The methodology must be applied consistently, documented, and available for review by a Qualified Security Assessor (QSA) during your PCI DSS assessment. Q-Sec provides methodology documentation as part of every engagement deliverable.

What the PCI DSS Penetration Test Report Must Include

The test report is the primary evidence artifact for your QSA. It must include:

• Test scope: systems tested, testing period, tester credentials
• Methodology used: which standard was followed
• Findings: all identified vulnerabilities, severity ratings, and evidence
• Exploitation results: documentation of which vulnerabilities were successfully exploited and what access was obtained
• Remediation recommendations: specific, actionable guidance for each finding
• Re-test results: confirmation that critical findings have been remediated (or formal risk acceptance with documentation for findings not remediated)

Q-Sec's reports are structured to meet QSA expectations directly. We have supported organizations through PCI DSS Level 1 and Level 2 assessments and understand what QSAs ask for. Reports are delivered in both technical detail (for your engineers) and executive summary format (for your QSA and management).

PCI DSS and ISO 27001: Running Combined Engagements

Many organizations subject to PCI DSS are also pursuing or maintaining ISO 27001 certification. The two frameworks share significant overlap in penetration testing requirements:

• Both require annual testing as a minimum
• Both require findings to feed into risk management processes
• Both require documented remediation tracking

A well-scoped engagement can generate evidence for both frameworks simultaneously. Read our ISO 27001 penetration testing guide for the control mapping that makes this work. Q-Sec's compliance team can structure a single test program that satisfies PCI DSS Section 11.4 and ISO 27001 Annex A in one engagement.

Frequently Asked Questions

Does PCI DSS require a third-party tester?

PCI DSS does not explicitly mandate third-party penetration testers. However, it requires testers to be qualified and organizationally independent of the systems being tested. For most organizations, this means either using an external provider or a clearly independent internal security team. QSAs will scrutinize tester qualifications and independence. For Level 1 merchants and service providers, external testing from a recognized provider eliminates questions about independence.
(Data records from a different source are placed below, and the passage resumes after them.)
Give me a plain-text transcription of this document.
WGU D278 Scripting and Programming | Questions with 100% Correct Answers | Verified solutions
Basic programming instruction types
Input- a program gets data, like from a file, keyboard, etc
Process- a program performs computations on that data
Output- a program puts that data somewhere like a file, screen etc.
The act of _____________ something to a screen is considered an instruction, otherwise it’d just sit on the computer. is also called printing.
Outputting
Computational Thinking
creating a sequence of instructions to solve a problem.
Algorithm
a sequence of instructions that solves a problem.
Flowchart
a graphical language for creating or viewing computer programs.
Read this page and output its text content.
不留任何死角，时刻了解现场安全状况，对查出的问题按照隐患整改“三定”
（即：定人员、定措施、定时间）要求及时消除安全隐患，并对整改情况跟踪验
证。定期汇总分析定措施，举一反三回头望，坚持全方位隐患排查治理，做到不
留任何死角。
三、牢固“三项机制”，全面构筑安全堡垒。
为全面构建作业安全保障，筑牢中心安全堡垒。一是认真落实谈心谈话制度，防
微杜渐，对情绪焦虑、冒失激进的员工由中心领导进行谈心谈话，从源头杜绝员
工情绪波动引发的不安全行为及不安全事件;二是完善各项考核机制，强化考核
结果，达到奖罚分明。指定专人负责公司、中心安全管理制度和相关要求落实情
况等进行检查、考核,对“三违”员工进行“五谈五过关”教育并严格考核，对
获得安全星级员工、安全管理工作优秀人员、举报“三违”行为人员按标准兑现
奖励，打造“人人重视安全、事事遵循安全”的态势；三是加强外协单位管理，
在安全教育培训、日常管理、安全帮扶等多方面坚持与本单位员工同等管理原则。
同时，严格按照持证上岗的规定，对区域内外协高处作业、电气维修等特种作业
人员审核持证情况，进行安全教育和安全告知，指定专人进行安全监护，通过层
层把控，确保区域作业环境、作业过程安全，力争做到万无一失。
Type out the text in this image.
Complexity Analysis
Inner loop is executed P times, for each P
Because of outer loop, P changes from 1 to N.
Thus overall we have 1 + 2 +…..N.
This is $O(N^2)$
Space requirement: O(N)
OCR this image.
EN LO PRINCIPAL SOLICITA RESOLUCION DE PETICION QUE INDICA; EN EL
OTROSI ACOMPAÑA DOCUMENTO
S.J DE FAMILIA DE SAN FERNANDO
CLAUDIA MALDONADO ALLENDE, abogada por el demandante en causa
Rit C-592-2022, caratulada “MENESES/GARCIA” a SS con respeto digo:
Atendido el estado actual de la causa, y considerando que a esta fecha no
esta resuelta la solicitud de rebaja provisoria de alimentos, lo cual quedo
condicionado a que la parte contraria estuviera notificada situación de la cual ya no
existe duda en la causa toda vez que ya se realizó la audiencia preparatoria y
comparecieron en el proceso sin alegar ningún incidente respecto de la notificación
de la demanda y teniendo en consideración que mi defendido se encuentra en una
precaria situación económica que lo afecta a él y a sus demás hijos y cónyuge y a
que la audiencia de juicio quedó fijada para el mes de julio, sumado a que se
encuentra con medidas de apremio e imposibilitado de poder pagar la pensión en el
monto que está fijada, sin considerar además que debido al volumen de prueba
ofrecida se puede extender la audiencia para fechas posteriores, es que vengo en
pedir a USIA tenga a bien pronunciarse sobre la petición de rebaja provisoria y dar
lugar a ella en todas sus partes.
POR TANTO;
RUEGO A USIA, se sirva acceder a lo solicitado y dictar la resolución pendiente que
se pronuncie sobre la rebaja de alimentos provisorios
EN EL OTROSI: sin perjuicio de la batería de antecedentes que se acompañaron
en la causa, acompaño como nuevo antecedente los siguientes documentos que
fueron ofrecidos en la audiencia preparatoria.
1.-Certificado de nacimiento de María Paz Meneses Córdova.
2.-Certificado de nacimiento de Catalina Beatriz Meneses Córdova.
What is the difference between a vulnerability scan and a penetration test for PCI DSS?

PCI DSS requires both — and they are not interchangeable. Vulnerability scans (required quarterly under Section 11.3) identify known weaknesses through automated tools. Penetration tests (required annually under Section 11.4) go further: testers actively attempt to exploit identified vulnerabilities to demonstrate real-world risk. QSAs distinguish sharply between the two. Submitting scan reports when a pentest is required is a common compliance gap.

How does Q-Sec handle post-test remediation support?

Q-Sec provides remediation guidance as part of every engagement report. For organizations that want active remediation support, our IT infrastructure services team can assist with patch management, configuration hardening, and network architecture adjustments. We also offer re-test engagements to formally close findings and provide QSA-ready evidence of remediation.